El Kremlin ha estado intentando acabar con Alexei Navalny durante varios años, pero probablemente nunca haya habido un mejor momento para hacerlo que ahora.

El Kremlin ha estado intentando acabar con Alexei Navalny durante varios años, pero probablemente nunca haya habido un mejor momento para hacerlo que ahora.

Vladimir Putin ha sentado las bases en la sociedad doméstica.

Durante más de una década, ha apretado el cerco alrededor de su carismático oponente más joven, con la operación en su contra reflejando una represión más amplia en la sociedad rusa.

Alexei Navalny, fotografiado con su esposa Yulia, en el hospital Charité de Berlín en 2020 recuperándose de un envenenamiento.

Al principio, había suficiente vida en la oposición rusa para evitar la eliminación de Navalny.

En el verano de 2013, un tribunal ruso en una ciudad provincial lo encarceló en su primer caso penal, pero se vio obligado a liberarlo 24 horas después después de que miles de personas bloquearan las calles en el centro de Moscú. Incluso cuando el Kremlin estaba fortalecido por su popular anexión de Crimea en 2014, Putin no encarceló al molesto líder de protestas, estaba claro en ese momento que el Kremlin sufriría más daño con la medida de lo que valía.

Para el año 2020, esa racionalidad había cambiado.

La represión interna había crecido constantemente.

A medida que el público se alejaba cada vez más de la protesta directa, y de las largas condenas de prisión que resultaban de ella, los agentes del FSB envenenaron a Navalny.

Fracasaron en matarlo, y esperanzados en que todavía hubiera un latido de vida en el movimiento antiputiniano, él tomó la decisión de regresar a Moscú.
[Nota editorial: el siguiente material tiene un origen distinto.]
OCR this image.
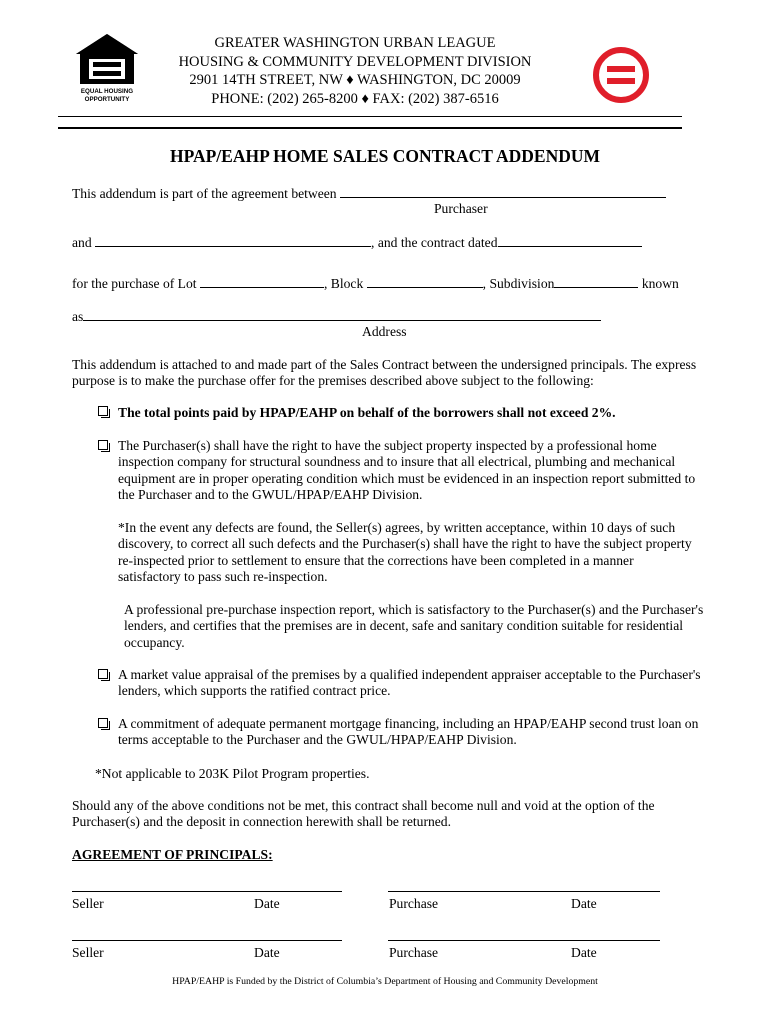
EQUAL HOUSING
OPPORTUNITY
GREATER WASHINGTON URBAN LEAGUE
HOUSING & COMMUNITY DEVELOPMENT DIVISION
2901 14TH STREET, NW ♦ WASHINGTON, DC 20009
PHONE: (202) 265-8200 ♦ FAX: (202) 387-6516
HPAP/EAHP HOME SALES CONTRACT ADDENDUM
This addendum is part of the agreement between
Purchaser
and	, and the contract dated
for the purchase of Lot	, Block	, Subdivision	known
as
Address
This addendum is attached to and made part of the Sales Contract between the undersigned principals. The express purpose is to make the purchase offer for the premises described above subject to the following:
The total points paid by HPAP/EAHP on behalf of the borrowers shall not exceed 2%.
The Purchaser(s) shall have the right to have the subject property inspected by a professional home inspection company for structural soundness and to insure that all electrical, plumbing and mechanical equipment are in proper operating condition which must be evidenced in an inspection report submitted to the Purchaser and to the GWUL/HPAP/EAHP Division.
*In the event any defects are found, the Seller(s) agrees, by written acceptance, within 10 days of such discovery, to correct all such defects and the Purchaser(s) shall have the right to have the subject property re-inspected prior to settlement to ensure that the corrections have been completed in a manner satisfactory to pass such re-inspection.
A professional pre-purchase inspection report, which is satisfactory to the Purchaser(s) and the Purchaser's lenders, and certifies that the premises are in decent, safe and sanitary condition suitable for residential occupancy.
A market value appraisal of the premises by a qualified independent appraiser acceptable to the Purchaser's lenders, which supports the ratified contract price.
A commitment of adequate permanent mortgage financing, including an HPAP/EAHP second trust loan on terms acceptable to the Purchaser and the GWUL/HPAP/EAHP Division.
*Not applicable to 203K Pilot Program properties.
Should any of the above conditions not be met, this contract shall become null and void at the option of the Purchaser(s) and the deposit in connection herewith shall be returned.
AGREEMENT OF PRINCIPALS:
Seller	Date	Purchase	Date
Seller	Date	Purchase	Date
HPAP/EAHP is Funded by the District of Columbia’s Department of Housing and Community Development
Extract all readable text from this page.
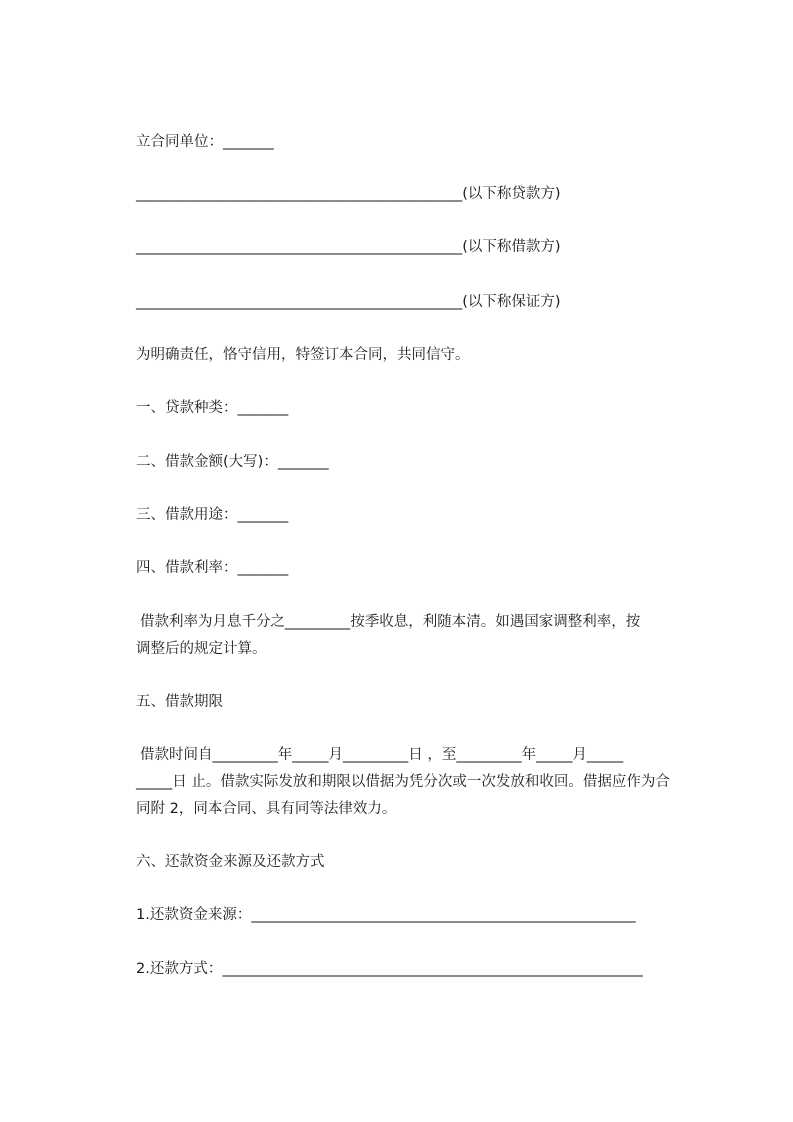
立合同单位：_______
_____________________________________________(以下称贷款方)
_____________________________________________(以下称借款方)
_____________________________________________(以下称保证方)
为明确责任，恪守信用，特签订本合同，共同信守。
一、贷款种类：_______
二、借款金额(大写)：_______
三、借款用途：_______
四、借款利率：_______
借款利率为月息千分之_________按季收息，利随本清。如遇国家调整利率，按
调整后的规定计算。
五、借款期限
借款时间自_________年_____月_________日 ，至_________年_____月_____
_____日 止。借款实际发放和期限以借据为凭分次或一次发放和收回。借据应作为合
同附 2，同本合同、具有同等法律效力。
六、还款资金来源及还款方式
1.还款资金来源：_____________________________________________________
2.还款方式：__________________________________________________________
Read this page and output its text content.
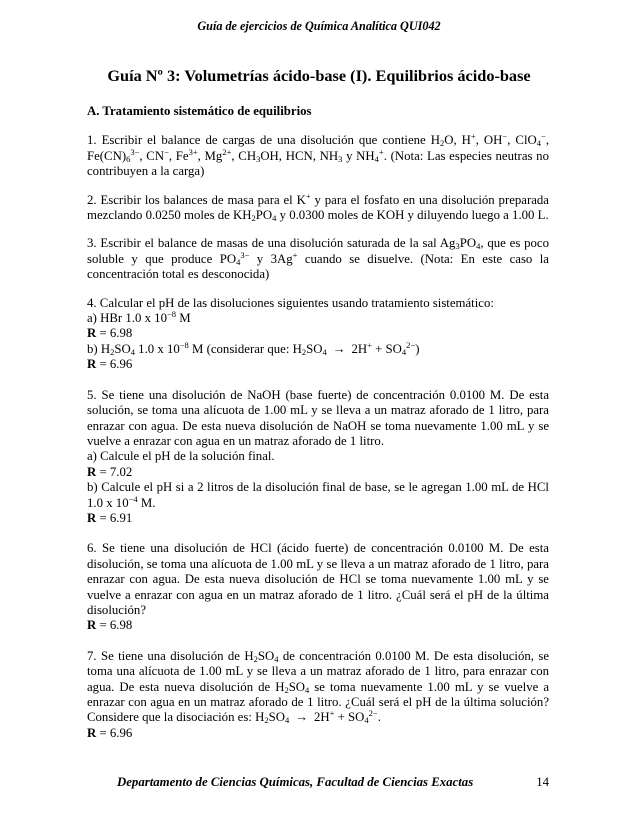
Guía de ejercicios de Química Analítica QUI042
Guía Nº 3: Volumetrías ácido-base (I). Equilibrios ácido-base

A. Tratamiento sistemático de equilibrios

1. Escribir el balance de cargas de una disolución que contiene $H_2O$, H+, OH−, ClO$_4$−, $Fe(CN)_6^{3-}$, CN−, $Fe^{3+}$, $Mg^{2+}$, $CH_3OH$, HCN, $NH_3$ y $NH_4^+$. (Nota: Las especies neutras no contribuyen a la carga)

2. Escribir los balances de masa para el K+ y para el fosfato en una disolución preparada mezclando 0.0250 moles de $KH_2PO_4$ y 0.0300 moles de KOH y diluyendo luego a 1.00 L.

3. Escribir el balance de masas de una disolución saturada de la sal $Ag_3PO_4$, que es poco soluble y que produce $PO_4^{3-}$ y 3Ag+ cuando se disuelve. (Nota: En este caso la concentración total es desconocida)

4. Calcular el pH de las disoluciones siguientes usando tratamiento sistemático:

a) HBr 1.0 x $10^{-8}$ M

R = 6.98

b) $H_2SO_4$ 1.0 x $10^{-8}$ M (considerar que: $H_2SO_4 \to 2H^+ + SO_4^{2-}$)

R = 6.96

5. Se tiene una disolución de NaOH (base fuerte) de concentración 0.0100 M. De esta solución, se toma una alícuota de 1.00 mL y se lleva a un matraz aforado de 1 litro, para enrazar con agua. De esta nueva disolución de NaOH se toma nuevamente 1.00 mL y se vuelve a enrazar con agua en un matraz aforado de 1 litro.

a) Calcule el pH de la solución final.

R = 7.02

b) Calcule el pH si a 2 litros de la disolución final de base, se le agregan 1.00 mL de HCl 1.0 x $10^{-4}$ M.

R = 6.91

6. Se tiene una disolución de HCl (ácido fuerte) de concentración 0.0100 M. De esta disolución, se toma una alícuota de 1.00 mL y se lleva a un matraz aforado de 1 litro, para enrazar con agua. De esta nueva disolución de HCl se toma nuevamente 1.00 mL y se vuelve a enrazar con agua en un matraz aforado de 1 litro. ¿Cuál será el pH de la última disolución?

R = 6.98

7. Se tiene una disolución de $H_2SO_4$ de concentración 0.0100 M. De esta disolución, se toma una alícuota de 1.00 mL y se lleva a un matraz aforado de 1 litro, para enrazar con agua. De esta nueva disolución de $H_2SO_4$ se toma nuevamente 1.00 mL y se vuelve a enrazar con agua en un matraz aforado de 1 litro. ¿Cuál será el pH de la última solución? Considere que la disociación es: $H_2SO_4 \to 2H^+ + SO_4^{2-}$.

R = 6.96

Departamento de Ciencias Químicas, Facultad de Ciencias Exactas	14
Entonces, se aplicó la total presión del vicio del Kremlin.

Fue arrojado a la cárcel, con sentencias espurias acumulándose una tras otra.

Donde una vez había comandado a miles en las calles, solo los temerarios alzaban sus voces ante las draconianas nuevas leyes.

La mayoría de los aliados de Navalny huyeron al exilio o fueron encarcelados.